This article was originally published on The Conversation
American chip-making giant Intel is a shadow of its former self. Despite the global semiconductor shortage, which has boosted rival chipmakers, Intel is making less money than a year ago with net income down 21% year over year to US$4.6 billion (£3.4 billion). Unfortunately, this is an ongoing trend.
Intel was the world’s largest chipmaker until 2021, when it was dethroned by Samsung. Though Samsung’s main business is memory chips, which is a different segment of the market to Intel’s microprocessors, it is sign of Intel’s decline. We’ve been tracking global companies’ future-readiness at the International Institute for Management Development (IMD), and Intel now comes out 16th in the technology sector.

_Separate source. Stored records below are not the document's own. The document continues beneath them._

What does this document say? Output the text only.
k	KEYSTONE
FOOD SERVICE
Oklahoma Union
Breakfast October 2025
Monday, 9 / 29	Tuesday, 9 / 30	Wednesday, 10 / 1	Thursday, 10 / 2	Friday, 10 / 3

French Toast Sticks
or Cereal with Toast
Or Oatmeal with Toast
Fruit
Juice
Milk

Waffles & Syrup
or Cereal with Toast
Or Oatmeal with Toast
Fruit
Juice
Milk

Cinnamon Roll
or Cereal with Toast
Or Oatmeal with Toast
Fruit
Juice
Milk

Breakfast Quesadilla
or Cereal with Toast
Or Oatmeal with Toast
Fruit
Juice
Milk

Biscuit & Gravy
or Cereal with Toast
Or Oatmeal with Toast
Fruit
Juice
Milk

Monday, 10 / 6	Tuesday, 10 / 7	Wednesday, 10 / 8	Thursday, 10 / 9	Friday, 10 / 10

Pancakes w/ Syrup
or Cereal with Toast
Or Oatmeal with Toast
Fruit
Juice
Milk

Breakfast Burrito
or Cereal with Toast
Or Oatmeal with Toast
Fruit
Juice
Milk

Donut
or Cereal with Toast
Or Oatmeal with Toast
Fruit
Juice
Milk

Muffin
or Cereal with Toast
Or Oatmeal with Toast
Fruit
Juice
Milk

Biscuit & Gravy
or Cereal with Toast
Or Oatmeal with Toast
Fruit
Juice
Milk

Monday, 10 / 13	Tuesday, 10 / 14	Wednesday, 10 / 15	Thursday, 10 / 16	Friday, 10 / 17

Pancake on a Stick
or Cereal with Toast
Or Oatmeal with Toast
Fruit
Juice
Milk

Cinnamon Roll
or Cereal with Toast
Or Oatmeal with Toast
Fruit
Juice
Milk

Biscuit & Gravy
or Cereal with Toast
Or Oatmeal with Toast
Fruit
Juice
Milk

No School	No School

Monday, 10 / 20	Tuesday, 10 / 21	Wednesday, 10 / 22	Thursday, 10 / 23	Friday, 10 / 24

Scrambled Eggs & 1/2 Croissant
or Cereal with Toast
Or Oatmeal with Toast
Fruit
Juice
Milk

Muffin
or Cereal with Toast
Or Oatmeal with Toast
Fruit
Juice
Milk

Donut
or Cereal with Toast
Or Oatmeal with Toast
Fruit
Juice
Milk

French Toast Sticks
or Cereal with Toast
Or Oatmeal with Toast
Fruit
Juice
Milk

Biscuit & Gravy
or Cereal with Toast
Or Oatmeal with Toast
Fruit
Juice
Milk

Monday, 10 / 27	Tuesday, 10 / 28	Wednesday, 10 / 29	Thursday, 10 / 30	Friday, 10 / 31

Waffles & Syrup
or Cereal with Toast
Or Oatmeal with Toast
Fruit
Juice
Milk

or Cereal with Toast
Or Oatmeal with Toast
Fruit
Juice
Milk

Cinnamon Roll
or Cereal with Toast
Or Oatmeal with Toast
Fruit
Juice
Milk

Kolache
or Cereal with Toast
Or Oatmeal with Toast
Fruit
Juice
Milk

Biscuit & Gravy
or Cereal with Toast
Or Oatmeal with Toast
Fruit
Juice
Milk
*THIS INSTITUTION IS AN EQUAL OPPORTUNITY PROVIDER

There are two fundamental issues, according to Matt Bryson, an analyst at Wedbush Securities: “[Intel] fell behind AMD in chip design and Taiwan Semiconductor (TSMC) in manufacturing.” During the most recent earnings call with analysts, CEO Pat Gelsinger had to concede that the technology in Intel’s data-centre processors hadn’t been improved in five years. In his words, it was “an embarrassing thing to say”.
How did this happen to a company that for many years was well ahead of its competition, and what are the chances of a turnaround?
Intel used to be the undisputed king of microprocessors. PCs were made by many companies, but these were effectively just brand names. The prowess of the machines depended on whether they had an “Intel inside”.
Here is how you compete as a chipset manufacturer: you etch more transistors on a slice of silicon wafer. To achieve this, Intel outspent its rivals on R&D and attracted the best scientists. But most importantly, it kept full control of both product design and manufacturing.
Intel’s engineers – from research to design to manufacturing – have always worked as a close in-house team. In contrast, fellow US rivals like Qualcomm, Nvidia and AMD, have either shed their manufacturing capacity or never had it in the first place. They outsource to suppliers such as TSMC and other third-party foundries for the same reason that most of the stuff sold in Walmart is made in China: it’s cheaper.
Share performances of leading chipmakers, 2019-22
The challenge with outsourcing manufacturing is that your suppliers are probably not in the same building as you. Meetings won’t happen at the watercoolers or in the staff cafeteria. It takes scheduling and coordination. There’s bureaucracy. It’s hard to be on the same page.
The problems that this can cause can be all too evident – for a long while, TSMC and Nvidia would be blaming each other for manufacturing issues, for instance. For years, Intel’s one-team approach enabled it to pull further and further away from the competition, with processors that were the most powerful. Yet what happened next was the classic disruption.
When mobile took off, the chipset didn’t require as much computing power as those in a laptop or PC, since the priority was energy-saving to extend battery life on a single charge. As Intel was in the business of selling top-quality chips for high margins, it left its rivals to supply chipsets for this new market. As a result, Intel got locked into selling ever more expensive and power-guzzling CPUs for PCs.
With Qualcomm and Apple increasing orders to TSMC to supply Androids and iPhones, the Taiwanese supplier had to master remote work many years before the rest of us. It built up a formidable intellectual property (IP) library online, containing not only its own IP but also that of other suppliers in the value chain.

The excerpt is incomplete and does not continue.